With his lyrics, Dre chronicles the constant, unrelenting grind he lived though to achieve fame–the pressure he faced from his surroundings and affiliates, and the hopeless, drowning sensation felt by so many impoverished youth living in ghettoized areas (climaxing with the chilling account of a man literally drowning). Every song turns a page in the confessions of man unresolved with his career, growing more disconnected with the struggle of living in Compton (“Don’t ever call me fortunate, you don’t know what it cost me/ So anybody complaining about they circumstances lost me, homie”), and grappling with a society that now funds his luxurious lifestyle but still doesn’t respect him as a black man.

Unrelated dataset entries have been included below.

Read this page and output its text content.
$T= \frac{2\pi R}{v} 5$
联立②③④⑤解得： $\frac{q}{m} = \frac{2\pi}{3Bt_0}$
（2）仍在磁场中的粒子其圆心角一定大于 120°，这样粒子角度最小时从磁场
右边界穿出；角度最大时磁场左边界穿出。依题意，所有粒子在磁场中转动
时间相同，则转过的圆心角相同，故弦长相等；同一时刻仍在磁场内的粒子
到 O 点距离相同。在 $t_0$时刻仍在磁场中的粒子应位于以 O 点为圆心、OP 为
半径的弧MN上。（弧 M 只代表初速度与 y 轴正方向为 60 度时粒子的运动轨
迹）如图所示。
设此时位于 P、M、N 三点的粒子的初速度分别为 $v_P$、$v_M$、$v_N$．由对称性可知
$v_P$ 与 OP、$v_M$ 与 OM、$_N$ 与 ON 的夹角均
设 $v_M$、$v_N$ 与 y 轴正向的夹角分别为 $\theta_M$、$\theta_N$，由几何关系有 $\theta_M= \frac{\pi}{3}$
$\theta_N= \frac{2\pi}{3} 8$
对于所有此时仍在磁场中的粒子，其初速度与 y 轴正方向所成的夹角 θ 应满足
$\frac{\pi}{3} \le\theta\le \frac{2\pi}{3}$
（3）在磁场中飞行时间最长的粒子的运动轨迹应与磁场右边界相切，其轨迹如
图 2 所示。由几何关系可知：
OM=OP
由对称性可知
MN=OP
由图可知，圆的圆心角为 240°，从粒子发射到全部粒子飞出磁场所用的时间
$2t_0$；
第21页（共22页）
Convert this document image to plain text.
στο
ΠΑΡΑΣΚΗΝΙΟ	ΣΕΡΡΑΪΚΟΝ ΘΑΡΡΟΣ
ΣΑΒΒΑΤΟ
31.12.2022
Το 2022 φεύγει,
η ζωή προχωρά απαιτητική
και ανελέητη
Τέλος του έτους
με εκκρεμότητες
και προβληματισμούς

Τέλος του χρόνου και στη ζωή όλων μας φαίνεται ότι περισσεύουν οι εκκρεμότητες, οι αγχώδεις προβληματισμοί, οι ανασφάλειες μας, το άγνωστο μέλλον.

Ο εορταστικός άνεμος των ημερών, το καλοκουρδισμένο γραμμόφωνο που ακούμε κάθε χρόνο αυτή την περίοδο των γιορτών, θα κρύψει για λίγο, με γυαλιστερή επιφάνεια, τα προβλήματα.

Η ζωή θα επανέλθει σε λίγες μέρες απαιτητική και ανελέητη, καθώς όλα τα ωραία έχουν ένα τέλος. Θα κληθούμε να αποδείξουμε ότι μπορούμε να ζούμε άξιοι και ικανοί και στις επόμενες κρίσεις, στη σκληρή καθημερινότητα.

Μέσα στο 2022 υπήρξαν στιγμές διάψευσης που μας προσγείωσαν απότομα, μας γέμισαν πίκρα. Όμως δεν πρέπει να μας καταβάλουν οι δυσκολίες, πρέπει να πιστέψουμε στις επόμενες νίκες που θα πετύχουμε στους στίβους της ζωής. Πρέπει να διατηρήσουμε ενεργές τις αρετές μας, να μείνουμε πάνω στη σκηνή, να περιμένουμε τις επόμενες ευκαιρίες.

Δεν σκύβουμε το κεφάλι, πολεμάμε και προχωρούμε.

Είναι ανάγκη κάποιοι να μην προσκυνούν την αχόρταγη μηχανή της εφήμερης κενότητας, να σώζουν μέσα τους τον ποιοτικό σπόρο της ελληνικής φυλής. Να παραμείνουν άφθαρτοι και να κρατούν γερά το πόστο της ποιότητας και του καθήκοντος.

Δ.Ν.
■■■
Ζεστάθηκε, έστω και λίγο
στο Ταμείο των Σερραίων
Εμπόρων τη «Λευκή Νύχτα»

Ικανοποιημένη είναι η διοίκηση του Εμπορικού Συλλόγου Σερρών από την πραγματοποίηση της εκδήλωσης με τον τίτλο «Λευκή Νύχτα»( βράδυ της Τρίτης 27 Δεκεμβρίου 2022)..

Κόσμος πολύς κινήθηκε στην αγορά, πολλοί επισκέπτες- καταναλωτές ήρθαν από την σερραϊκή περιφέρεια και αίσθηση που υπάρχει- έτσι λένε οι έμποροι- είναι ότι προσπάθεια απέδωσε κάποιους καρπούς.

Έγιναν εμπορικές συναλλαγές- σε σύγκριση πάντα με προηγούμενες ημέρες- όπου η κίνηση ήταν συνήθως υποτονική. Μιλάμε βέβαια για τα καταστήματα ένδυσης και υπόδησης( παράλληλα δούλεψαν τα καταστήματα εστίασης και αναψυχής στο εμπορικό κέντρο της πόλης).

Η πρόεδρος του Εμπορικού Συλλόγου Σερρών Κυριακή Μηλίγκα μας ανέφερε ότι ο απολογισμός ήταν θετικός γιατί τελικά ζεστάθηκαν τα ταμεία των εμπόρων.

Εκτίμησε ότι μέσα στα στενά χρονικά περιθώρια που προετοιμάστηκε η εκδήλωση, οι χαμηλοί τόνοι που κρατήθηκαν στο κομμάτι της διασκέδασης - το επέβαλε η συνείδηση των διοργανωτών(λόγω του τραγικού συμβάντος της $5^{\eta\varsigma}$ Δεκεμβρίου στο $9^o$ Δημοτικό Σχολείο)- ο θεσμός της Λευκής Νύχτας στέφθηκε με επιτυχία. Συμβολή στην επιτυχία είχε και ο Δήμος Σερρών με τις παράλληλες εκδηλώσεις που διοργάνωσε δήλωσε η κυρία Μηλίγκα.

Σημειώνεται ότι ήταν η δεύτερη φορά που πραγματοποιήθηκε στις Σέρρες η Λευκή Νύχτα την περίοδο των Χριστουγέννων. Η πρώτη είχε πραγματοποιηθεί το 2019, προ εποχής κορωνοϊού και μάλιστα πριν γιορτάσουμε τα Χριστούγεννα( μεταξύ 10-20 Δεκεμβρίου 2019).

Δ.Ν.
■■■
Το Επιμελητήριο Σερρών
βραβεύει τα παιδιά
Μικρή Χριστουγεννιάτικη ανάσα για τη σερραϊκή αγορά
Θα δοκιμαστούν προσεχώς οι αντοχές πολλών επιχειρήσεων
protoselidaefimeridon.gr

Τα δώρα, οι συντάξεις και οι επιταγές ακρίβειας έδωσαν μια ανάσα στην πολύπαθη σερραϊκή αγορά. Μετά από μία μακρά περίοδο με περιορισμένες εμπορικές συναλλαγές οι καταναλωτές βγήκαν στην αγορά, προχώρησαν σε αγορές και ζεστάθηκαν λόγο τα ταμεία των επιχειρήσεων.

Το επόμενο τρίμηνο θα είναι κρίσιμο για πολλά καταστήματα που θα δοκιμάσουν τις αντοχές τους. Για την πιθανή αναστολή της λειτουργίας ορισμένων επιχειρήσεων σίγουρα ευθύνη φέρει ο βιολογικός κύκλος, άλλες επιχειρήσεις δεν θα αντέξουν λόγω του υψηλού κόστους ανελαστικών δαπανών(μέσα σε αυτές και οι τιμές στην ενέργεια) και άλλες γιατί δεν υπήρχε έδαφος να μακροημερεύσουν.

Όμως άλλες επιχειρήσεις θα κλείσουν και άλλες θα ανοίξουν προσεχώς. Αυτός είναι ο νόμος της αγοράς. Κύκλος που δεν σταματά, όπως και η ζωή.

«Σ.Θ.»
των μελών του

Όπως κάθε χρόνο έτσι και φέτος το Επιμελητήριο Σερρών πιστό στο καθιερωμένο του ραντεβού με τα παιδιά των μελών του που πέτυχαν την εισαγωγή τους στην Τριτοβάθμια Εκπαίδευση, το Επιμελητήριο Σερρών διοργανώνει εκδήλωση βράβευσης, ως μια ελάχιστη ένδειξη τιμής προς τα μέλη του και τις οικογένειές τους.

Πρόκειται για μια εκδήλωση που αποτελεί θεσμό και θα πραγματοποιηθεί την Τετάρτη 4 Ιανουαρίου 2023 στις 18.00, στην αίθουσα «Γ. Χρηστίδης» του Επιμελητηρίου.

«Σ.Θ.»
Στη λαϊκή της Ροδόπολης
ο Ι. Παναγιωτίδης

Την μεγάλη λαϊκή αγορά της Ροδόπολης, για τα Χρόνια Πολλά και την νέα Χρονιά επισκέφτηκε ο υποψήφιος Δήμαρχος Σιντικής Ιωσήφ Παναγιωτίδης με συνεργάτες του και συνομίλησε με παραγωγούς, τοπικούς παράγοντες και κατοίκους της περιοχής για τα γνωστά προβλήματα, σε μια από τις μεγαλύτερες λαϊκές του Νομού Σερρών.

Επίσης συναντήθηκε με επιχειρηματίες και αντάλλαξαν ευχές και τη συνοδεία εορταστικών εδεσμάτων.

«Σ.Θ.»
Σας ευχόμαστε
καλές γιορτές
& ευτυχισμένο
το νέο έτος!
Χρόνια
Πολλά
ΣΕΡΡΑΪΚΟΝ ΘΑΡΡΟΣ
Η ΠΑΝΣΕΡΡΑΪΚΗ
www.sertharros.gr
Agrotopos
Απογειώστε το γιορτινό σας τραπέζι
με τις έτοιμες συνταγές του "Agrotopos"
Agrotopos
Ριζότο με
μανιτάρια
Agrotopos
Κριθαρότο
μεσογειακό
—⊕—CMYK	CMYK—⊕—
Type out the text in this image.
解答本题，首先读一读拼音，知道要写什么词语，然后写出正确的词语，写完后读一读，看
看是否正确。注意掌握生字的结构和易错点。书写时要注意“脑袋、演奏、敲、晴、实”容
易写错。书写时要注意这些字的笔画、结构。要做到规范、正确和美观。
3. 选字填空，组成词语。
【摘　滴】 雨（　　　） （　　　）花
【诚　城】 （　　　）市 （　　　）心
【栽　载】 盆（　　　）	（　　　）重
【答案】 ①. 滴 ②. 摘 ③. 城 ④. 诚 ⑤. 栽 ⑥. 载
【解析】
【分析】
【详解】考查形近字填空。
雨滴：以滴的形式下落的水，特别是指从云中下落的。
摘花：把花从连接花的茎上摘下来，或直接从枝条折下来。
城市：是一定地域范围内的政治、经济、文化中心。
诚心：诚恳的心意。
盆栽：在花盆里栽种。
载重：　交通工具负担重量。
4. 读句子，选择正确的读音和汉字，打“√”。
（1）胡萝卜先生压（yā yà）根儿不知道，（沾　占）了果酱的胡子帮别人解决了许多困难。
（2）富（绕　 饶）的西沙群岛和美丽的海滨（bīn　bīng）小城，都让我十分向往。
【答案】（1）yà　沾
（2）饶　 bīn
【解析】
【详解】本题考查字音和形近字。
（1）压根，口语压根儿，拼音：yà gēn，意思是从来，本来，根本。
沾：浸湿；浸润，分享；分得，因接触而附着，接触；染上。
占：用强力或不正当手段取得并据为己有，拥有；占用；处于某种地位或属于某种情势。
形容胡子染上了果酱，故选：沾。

But with the sounds of a man washing up on shore, alive and inhaling the breaths of air he thought he never would comes revelation. Out from the troubled psyche of one of hip-hops most prolific characters is a hope of ending the systematic racism that perpetuates the condition of African Americans. Dre calls upon the rap industry to change its obsession with the superficial and focus on bringing passion back to the black community. We even see Dre reconnect with Compton, reconciling with the astronomical odds of his success as a black man living in America. (“Some of us was unbalanced but some us used our talents, shit”)
The album closes with the familiar sound of a trumpet cry; however, this time around channelling the spirit of the Dr. Dre’s African American musical predecessors of the jazz era with a delicate and pneumatic solo that slowly fades into the music of Dre’s now. Thus ends what Dre has announced to be his final album, and undoubtedly the magnum opus of his career. Like 30 years ago, Dre is on the cusp of musical innovation. The production feat of Compton sets a new standard for the rap industry and its complex and thematic lyricism follows closely behind Kendrick Lamar’s masterpiece To Pimp a Butterfly released earlier this year. Basically, follow Eminem’s advice…don’t forget about Dre. Ever.